基于更新策略的汽轮机系统深度Q学习推荐算法

在现代工业系统中，及时诊断故障并使用最佳方法变得越来越重要。如果未检测到故障或检测到故障较晚，则可能导致系统故障或浪费资源。机器学习和深度学习（DL）提出了各种基于数据的故障诊断方法，作者正在寻找最可靠、最实用的方法。开发了一个基于DL和强化学习（RL）的故障检测框架。作者在他们的工作中使用了两种算法：Q学习和软Q学习。强化学习框架通常包括用于策略更新的高效算法，包括Q学习。这些算法根据预测和奖励优化策略，从而实现更高效的更新和更快的收敛。当收到新数据时，作者可以通过更新RL策略来提高准确性，克服数据不平衡，并更好地预测未来的缺陷。通过应用他们的方法，与具有可比参数的典型反向传播多层神经网络预测相比，通过更新策略，所有评估指标增加了3%-4%，预测速度提高，所有评估度量增加了3%-6%。此外，与Q学习相比，软Q学习算法产生了更好的结果。
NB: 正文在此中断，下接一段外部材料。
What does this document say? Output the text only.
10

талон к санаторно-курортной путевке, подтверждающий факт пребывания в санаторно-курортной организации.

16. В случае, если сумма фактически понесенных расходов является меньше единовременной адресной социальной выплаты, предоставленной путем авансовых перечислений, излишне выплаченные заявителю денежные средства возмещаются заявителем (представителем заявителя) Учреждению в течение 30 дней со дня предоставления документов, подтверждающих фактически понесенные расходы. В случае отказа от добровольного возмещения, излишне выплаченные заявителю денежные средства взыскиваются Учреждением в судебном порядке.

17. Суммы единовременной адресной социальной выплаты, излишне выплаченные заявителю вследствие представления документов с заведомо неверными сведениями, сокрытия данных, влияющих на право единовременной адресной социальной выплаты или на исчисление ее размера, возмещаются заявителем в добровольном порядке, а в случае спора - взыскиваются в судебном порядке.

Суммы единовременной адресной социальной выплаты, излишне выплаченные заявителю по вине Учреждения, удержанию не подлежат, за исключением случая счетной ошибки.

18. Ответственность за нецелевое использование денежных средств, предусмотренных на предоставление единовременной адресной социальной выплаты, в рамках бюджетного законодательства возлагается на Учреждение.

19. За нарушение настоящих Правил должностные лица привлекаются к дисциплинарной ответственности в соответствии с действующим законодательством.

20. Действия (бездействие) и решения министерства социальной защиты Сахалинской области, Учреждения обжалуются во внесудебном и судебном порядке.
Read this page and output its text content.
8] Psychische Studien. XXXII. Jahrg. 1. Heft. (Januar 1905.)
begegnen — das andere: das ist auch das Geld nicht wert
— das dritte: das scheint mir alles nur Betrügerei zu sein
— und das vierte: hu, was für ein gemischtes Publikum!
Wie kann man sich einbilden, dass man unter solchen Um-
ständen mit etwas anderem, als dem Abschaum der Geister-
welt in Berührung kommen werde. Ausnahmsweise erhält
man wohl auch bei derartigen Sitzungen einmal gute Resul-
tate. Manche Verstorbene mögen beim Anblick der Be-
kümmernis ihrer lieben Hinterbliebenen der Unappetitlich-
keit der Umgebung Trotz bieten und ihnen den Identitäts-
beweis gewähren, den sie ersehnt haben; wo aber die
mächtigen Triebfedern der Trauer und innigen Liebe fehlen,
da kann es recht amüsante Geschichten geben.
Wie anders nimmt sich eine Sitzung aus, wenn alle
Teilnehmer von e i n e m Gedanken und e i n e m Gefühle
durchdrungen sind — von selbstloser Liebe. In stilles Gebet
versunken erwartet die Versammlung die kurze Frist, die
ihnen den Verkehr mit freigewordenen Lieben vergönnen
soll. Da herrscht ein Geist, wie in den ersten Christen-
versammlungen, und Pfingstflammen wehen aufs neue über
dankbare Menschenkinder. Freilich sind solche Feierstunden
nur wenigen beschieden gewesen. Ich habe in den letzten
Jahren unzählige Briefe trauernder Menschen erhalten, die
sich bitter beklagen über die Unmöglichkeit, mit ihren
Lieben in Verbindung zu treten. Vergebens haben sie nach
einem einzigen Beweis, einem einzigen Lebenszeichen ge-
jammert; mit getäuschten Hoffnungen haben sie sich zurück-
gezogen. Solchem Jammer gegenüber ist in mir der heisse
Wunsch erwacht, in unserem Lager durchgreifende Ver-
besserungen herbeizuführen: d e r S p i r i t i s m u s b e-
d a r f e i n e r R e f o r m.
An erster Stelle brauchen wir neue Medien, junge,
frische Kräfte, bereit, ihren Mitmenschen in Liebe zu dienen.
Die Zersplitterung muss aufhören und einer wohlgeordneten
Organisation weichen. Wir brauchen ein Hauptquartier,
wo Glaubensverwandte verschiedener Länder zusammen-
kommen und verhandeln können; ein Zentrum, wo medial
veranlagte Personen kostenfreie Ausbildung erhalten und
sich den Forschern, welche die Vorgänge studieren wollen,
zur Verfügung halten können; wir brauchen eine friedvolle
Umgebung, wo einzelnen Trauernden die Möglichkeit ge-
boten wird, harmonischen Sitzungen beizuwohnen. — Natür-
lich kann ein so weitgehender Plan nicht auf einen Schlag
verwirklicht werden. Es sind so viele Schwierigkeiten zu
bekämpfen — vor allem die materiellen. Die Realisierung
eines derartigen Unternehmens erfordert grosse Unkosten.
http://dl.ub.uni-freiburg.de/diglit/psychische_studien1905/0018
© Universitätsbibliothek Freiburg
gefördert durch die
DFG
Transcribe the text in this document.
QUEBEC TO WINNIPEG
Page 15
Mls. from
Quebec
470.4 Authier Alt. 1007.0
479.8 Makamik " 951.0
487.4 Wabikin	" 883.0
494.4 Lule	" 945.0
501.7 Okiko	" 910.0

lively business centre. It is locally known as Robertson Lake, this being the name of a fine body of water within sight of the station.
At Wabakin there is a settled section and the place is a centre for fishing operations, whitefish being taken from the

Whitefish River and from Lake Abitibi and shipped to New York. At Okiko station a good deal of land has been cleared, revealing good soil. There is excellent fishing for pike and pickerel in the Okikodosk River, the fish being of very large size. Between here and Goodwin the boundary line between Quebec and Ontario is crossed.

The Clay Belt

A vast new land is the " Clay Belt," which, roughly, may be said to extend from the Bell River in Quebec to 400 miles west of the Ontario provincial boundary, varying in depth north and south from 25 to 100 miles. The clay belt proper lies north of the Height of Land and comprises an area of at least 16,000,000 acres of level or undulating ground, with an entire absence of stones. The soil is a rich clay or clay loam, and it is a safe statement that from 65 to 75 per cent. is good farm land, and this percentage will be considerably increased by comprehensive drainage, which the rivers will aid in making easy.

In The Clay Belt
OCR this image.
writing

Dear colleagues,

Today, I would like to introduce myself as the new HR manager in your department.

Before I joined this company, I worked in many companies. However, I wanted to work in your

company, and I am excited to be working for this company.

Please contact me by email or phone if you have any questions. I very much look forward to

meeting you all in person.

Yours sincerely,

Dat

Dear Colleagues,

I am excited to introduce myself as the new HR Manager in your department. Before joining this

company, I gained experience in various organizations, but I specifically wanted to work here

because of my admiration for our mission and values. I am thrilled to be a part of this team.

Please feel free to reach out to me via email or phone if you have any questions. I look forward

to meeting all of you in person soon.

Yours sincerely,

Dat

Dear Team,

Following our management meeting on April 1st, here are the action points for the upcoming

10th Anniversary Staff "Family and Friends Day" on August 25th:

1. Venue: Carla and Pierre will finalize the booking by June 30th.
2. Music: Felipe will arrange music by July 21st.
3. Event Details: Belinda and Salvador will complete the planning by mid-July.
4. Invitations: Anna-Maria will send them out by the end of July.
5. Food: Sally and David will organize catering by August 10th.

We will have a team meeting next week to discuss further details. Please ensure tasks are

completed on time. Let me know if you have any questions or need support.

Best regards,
本文章由计算机程序翻译，如有差异，请以英文原文为准。

求助全文

约1分钟内获得全文求助全文

来源期刊

IET Collaborative Intelligent Manufacturing Engineering-Industrial and Manufacturing Engineering

CiteScore

9.10

自引率

2.40%

发文量

审稿时长

20 weeks

期刊介绍： IET Collaborative Intelligent Manufacturing is a Gold Open Access journal that focuses on the development of efficient and adaptive production and distribution systems. It aims to meet the ever-changing market demands by publishing original research on methodologies and techniques for the application of intelligence, data science, and emerging information and communication technologies in various aspects of manufacturing, such as design, modeling, simulation, planning, and optimization of products, processes, production, and assembly. The journal is indexed in COMPENDEX (Elsevier), Directory of Open Access Journals (DOAJ), Emerging Sources Citation Index (Clarivate Analytics), INSPEC (IET), SCOPUS (Elsevier) and Web of Science (Clarivate Analytics).